PhaseFlow
A unified model for multi-modal and multi-scale phase-separating protein understanding and design.
GitHubPhaseFlow is a multimodal generative model for liquid-liquid phase separation (LLPS). It connects full-length protein understanding, peptide-scale phase diagrams, and mutation-level optimization in one workflow.
The core peptide module jointly models amino acid sequences and 4x4 PSSI phase diagrams. A Transfusion-style Transformer combines autoregressive sequence modeling with Conditional Optimal Transport Flow Matching over continuous phase values, enabling both sequence-to-phase prediction and phase-to-sequence design. A full-length GNN-Transformer branch then brings in long-range sequence, structural, disorder, and peptide-derived local phase evidence for protein-scale LLPS prediction and droplet-promoting region scanning.
What It Enables
- Predicting full 4x4 LLPS phase diagrams from peptide sequences.
- Generating novel peptide sequences conditioned on target phase behavior.
- Predicting full-length protein LLPS propensity.
- Scanning proteins for droplet-promoting regions.

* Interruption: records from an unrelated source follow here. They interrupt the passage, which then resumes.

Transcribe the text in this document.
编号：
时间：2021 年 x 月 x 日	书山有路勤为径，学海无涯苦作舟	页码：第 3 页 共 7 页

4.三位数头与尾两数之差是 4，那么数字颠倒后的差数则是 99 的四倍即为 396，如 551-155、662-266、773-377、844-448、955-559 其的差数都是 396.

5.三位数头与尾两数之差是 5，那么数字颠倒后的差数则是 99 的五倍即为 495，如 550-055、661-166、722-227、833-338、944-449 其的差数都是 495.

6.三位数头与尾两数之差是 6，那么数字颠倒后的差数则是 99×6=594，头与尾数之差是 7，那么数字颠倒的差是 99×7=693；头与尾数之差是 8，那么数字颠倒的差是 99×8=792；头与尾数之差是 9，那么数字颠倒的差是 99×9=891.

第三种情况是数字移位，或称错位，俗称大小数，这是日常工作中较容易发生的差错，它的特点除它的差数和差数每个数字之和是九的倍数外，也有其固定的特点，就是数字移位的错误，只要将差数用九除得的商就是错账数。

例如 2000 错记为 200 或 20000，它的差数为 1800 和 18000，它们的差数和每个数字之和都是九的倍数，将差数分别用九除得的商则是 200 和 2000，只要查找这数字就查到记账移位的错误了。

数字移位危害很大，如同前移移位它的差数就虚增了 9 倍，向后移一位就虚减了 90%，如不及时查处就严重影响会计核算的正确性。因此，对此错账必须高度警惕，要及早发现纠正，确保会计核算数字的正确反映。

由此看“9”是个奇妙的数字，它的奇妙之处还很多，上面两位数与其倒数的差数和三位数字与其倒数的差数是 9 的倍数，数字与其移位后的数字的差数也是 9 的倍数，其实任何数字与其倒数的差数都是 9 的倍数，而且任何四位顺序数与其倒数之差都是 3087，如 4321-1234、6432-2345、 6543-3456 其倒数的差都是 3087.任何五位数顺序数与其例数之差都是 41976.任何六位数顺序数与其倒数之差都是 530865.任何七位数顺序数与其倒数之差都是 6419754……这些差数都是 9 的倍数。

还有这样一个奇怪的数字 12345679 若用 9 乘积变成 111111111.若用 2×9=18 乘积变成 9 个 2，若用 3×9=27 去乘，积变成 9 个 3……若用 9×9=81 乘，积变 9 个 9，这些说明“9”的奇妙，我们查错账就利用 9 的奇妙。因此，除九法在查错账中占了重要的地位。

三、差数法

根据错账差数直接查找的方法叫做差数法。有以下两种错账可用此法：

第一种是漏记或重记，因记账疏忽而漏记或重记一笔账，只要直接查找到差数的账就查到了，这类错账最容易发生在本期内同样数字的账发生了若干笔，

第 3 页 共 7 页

- Scoring mutation effects and steering in-silico directed evolution toward desired phase profiles.
My Role
- Quantitative analysis and mechanistic insight. Independently developed a quantitative framework linking concentration and illumination to phase-separation intensity from large-scale wet-lab data, identifying key regulatory variables and formulating experimentally testable mechanistic hypotheses.
- Machine learning task formulation. Devised a clever formulation of the machine learning task based on insights from large-scale wet-lab data, driving PhaseFlow to state-of-the-art performance.